WebAssign allows me to give them an assignment they can’t copy since each student gets a different set of numbers in the problem.  Oh sure, some still don’t do their homework, but the zero in the grade book is indisputable when we can pull up the WebAssign grade for Mom and Dad.  The kids have a week to do an online assignment.  No, the dog did not eat your computer.  No, you had a week to do it.  No, I don’t take late work.

My homework template was set up to allow up to five entries on an assignment.  At first, there was no penalty for getting it wrong.  I did an experiment in my calculus class and penalized them 10% for each incorrect attempt after the first two attempts.  The kids really resented that.  I think they felt like they were willing to keep trying, they didn’t want to be penalized for not quitting.  Lesson learned, next experiment.

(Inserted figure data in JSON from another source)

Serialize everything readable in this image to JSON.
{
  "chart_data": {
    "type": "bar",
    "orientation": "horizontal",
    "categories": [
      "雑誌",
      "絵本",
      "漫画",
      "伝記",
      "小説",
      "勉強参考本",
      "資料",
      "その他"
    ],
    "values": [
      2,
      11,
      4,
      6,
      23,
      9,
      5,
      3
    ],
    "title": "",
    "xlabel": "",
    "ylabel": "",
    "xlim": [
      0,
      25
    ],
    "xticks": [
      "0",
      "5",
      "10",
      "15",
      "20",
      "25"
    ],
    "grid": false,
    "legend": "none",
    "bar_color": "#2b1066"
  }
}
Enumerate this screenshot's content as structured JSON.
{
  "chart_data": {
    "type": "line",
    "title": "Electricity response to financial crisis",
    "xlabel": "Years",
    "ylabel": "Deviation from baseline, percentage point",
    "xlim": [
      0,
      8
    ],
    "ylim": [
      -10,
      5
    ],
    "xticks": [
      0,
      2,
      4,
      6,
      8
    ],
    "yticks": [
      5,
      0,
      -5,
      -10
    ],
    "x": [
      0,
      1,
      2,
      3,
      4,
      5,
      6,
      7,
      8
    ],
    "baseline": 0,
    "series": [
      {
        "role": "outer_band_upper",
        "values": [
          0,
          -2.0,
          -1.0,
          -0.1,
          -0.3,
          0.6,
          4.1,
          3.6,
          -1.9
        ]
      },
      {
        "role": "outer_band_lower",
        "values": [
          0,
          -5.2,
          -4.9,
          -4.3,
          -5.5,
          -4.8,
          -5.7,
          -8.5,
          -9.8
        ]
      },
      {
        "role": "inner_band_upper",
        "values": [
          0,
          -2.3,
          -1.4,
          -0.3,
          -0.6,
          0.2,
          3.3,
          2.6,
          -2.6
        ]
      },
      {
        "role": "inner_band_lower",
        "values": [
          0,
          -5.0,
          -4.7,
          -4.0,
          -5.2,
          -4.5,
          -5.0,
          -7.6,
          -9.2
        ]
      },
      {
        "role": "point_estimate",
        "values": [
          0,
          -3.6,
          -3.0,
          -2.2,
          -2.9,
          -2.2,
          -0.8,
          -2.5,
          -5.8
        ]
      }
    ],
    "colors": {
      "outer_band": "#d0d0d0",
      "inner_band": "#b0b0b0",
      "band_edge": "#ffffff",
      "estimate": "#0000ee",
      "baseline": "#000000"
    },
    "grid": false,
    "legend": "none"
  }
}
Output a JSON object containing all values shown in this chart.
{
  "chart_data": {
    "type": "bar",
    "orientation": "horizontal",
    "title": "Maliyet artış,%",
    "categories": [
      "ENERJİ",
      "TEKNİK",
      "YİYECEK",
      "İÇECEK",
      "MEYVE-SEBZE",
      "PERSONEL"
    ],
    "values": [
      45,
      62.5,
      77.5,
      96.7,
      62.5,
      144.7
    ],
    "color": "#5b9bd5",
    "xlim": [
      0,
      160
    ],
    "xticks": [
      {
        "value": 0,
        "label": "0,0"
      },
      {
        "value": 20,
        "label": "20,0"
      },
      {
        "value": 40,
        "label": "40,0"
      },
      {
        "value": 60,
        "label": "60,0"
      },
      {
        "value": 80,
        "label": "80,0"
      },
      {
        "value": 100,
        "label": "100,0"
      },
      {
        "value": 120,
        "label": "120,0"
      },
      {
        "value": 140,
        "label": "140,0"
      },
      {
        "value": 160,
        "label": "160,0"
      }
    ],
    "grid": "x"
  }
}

Recently I tried a new approach (ah, the scientific method at work).  I started giving 10%-20% extra credit for completing the assignment 48 hours before it is due.  With the assignment due Mondays at 8am (the start of school), I was getting a bunch of  “help me” emails on Sunday evening.  The extra credit was an attempt to reduce these emails.  What I found is that more of the students were completing the work and doing it ahead of time.  Yahoo!  They will do their work if they feel they can boost their grade with extra credit.  The reality is most of them don’t earn the extra credit, but they get the points for doing their work, and these online assignments are equivalent to a quiz grade every week.

But wait, this gets even better (I’m smiling as I write this).  The kids think they outsmarted me.  Ready for this … they are getting together to work on the problems.  Oh, I don’t know, call it … a study group.  AAAHHH!!


What’s New in 2013/2014?

Every year brings a change, this one is no exception.

I will be picking up the sophomore honors Algebra II class to keep them separate from the juniors. This should help accelerate them and put them on a stronger track towards Calculus. Looks like there will be only one section each of Physics and Calculus, but still two of Robotics & Engineering.

Hot topics this year are going to be the Common-Core Standards, Standards-Based Grading (SBG), improving AP Calculus scores, and somehow adding Python, maybe as a club.